Most developed countries can expect to experience a shortage of people as this century progresses, whereas the U.S. Census Bureau projects that between 2010 and 2050, the American population will grow by 42%, to 439 million. According to U.N. demographers, today’s top-ranking states in terms of population are China, India and the United States. By 2050, they project the order will be India, China and the United States. Because of its one-child policy in the past century, China’s population will age and actually shrink. As many Chinese say, they fear that their country will “become old before we become rich.”
So, 50 years from now, the United States will probably remain one of the top three or four most populous countries, with an age distribution that will be younger than that of other developed countries. Not only is this relevant to economic power, but given the fact that nearly all developed countries are aging and face a burden of providing for the older generation, immigration can help reduce the sharpness of our policy problem. We should particularly encourage the education of young immigrants. Studies show that as immigrant college graduates increase, so does the increase in patents per capita. A quarter of high-tech start-ups have an immigrant founder, while 40% of Fortune 500 companies were founded by immigrants or their children.
And immigration also benefits America’s soft, or attractive, power. The fact that people want to come to the United States enhances American appeal, and the upward mobility of immigrants is attractive to people in other countries. America is a magnet, and many people can envisage themselves as Americans. Many Americans “look like” citizens of other countries. Moreover, connections between immigrants and their families and friends back home help to convey accurate and positive information about the United States. Rather than diluting hard and soft power, immigration enhances both.
Of course, many worry about the impact that these arrivals will have on the makeup of U.S. society. But the reality is that popular fears about assimilation and the effect of immigration on a coherent sense of American identity are nothing new.
The 19th-century “Know-Nothing” Party was built upon opposition to immigrants, particularly the Irish. A century later, the country elected an Irish Catholic president. The U.S. remains a nation of immigrants with a creed of opportunity for newcomers. During the 20th century, America recorded its highest percentage of foreign-born residents in 1910 – 14.7% of the population. A century later, about 40 million people, or nearly 13% of Americans today, are foreign-born citizens.
Yet despite this being a nation of immigrants, a recent Pew poll showed that 36% of Americans want legal immigration decreased.
It appears that both the numbers and origins of the new immigrants have caused concerns about immigration’s impact on American culture. Data from the 2010 census showed a soaring Hispanic population, and at 16% of the total population, Hispanics have replaced African-Americans as the nation’s largest minority. But while critics fear they will not assimilate, most of the evidence suggests that the latest immigrants are assimilating at least as quickly as their predecessors.

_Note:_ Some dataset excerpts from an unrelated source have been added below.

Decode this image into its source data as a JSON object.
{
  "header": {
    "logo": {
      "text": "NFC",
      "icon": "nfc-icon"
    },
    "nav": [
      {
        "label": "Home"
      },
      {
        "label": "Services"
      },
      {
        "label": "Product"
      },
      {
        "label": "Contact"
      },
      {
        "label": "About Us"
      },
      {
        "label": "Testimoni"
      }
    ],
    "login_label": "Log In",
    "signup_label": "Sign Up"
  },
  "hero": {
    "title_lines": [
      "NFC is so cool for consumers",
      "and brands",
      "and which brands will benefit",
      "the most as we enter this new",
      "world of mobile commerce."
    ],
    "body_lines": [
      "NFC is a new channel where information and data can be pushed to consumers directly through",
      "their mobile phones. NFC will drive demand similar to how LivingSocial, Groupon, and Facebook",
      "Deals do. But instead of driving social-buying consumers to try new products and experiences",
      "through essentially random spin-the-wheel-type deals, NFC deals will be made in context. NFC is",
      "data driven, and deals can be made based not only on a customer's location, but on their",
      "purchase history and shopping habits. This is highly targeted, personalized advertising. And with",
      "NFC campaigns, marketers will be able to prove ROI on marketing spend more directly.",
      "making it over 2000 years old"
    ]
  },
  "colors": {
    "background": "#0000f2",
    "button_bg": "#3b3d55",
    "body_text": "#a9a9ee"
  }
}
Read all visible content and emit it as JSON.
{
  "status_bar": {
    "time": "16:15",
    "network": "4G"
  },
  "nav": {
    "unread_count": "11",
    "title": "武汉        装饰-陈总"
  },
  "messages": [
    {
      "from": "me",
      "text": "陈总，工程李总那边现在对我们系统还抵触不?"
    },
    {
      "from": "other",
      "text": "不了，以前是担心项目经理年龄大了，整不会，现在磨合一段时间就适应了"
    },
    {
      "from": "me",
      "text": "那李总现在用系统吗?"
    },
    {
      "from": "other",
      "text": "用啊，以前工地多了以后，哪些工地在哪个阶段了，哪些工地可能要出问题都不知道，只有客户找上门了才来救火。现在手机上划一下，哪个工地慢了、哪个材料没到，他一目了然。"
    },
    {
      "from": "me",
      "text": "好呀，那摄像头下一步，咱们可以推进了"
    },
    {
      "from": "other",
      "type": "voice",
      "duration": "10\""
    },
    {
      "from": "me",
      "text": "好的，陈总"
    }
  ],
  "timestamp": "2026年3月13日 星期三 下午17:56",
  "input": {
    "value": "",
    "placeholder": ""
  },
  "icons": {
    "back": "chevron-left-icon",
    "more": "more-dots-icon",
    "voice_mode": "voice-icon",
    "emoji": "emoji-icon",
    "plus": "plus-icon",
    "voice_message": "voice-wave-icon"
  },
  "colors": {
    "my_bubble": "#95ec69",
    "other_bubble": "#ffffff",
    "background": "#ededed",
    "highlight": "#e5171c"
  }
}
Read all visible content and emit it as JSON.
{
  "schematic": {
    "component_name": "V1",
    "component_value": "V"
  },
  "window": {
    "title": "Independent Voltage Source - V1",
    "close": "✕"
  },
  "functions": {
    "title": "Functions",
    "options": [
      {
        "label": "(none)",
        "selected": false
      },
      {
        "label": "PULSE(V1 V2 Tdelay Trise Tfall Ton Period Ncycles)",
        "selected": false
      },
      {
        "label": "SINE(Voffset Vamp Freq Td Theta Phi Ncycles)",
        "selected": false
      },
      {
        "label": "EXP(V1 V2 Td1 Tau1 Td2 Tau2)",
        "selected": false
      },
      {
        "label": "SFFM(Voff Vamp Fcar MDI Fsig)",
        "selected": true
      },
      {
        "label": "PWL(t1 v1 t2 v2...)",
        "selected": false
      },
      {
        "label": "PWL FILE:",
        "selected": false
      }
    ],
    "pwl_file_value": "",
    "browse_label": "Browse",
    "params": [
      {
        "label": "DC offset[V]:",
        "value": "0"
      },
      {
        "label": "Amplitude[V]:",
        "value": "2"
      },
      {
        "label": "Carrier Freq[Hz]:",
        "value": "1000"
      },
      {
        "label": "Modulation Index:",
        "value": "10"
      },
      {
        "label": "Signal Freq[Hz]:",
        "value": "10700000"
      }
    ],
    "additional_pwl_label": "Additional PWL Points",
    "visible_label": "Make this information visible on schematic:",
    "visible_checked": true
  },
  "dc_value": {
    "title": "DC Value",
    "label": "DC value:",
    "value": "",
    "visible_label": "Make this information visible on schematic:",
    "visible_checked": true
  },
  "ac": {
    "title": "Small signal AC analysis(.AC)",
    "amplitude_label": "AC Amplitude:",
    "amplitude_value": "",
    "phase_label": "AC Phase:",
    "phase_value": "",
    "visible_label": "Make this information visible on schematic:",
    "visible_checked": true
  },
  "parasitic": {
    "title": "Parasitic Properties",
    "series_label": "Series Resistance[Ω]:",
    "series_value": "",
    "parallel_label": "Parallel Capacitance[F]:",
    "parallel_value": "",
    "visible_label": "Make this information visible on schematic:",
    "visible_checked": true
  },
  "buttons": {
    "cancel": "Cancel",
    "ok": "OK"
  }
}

A few years before his recent death, I asked Lee Kuan Yew, the former Prime Minister of Singapore and an astute observer of both the United States and China, whether he thought China would overtake the United States as the leading power of the 21st century. He said “no,” because the United States is able to re-create itself by attracting the best and brightest from the rest of the world and melding them into a diverse culture of creativity. China has 1.3 billion people to recruit from domestically, but in his view, its Sino-centric culture makes it less creative than the United States, which can draw upon a talent pool of more than 7 billion people. That is, as long as we remember that we are indeed a nation of immigrants.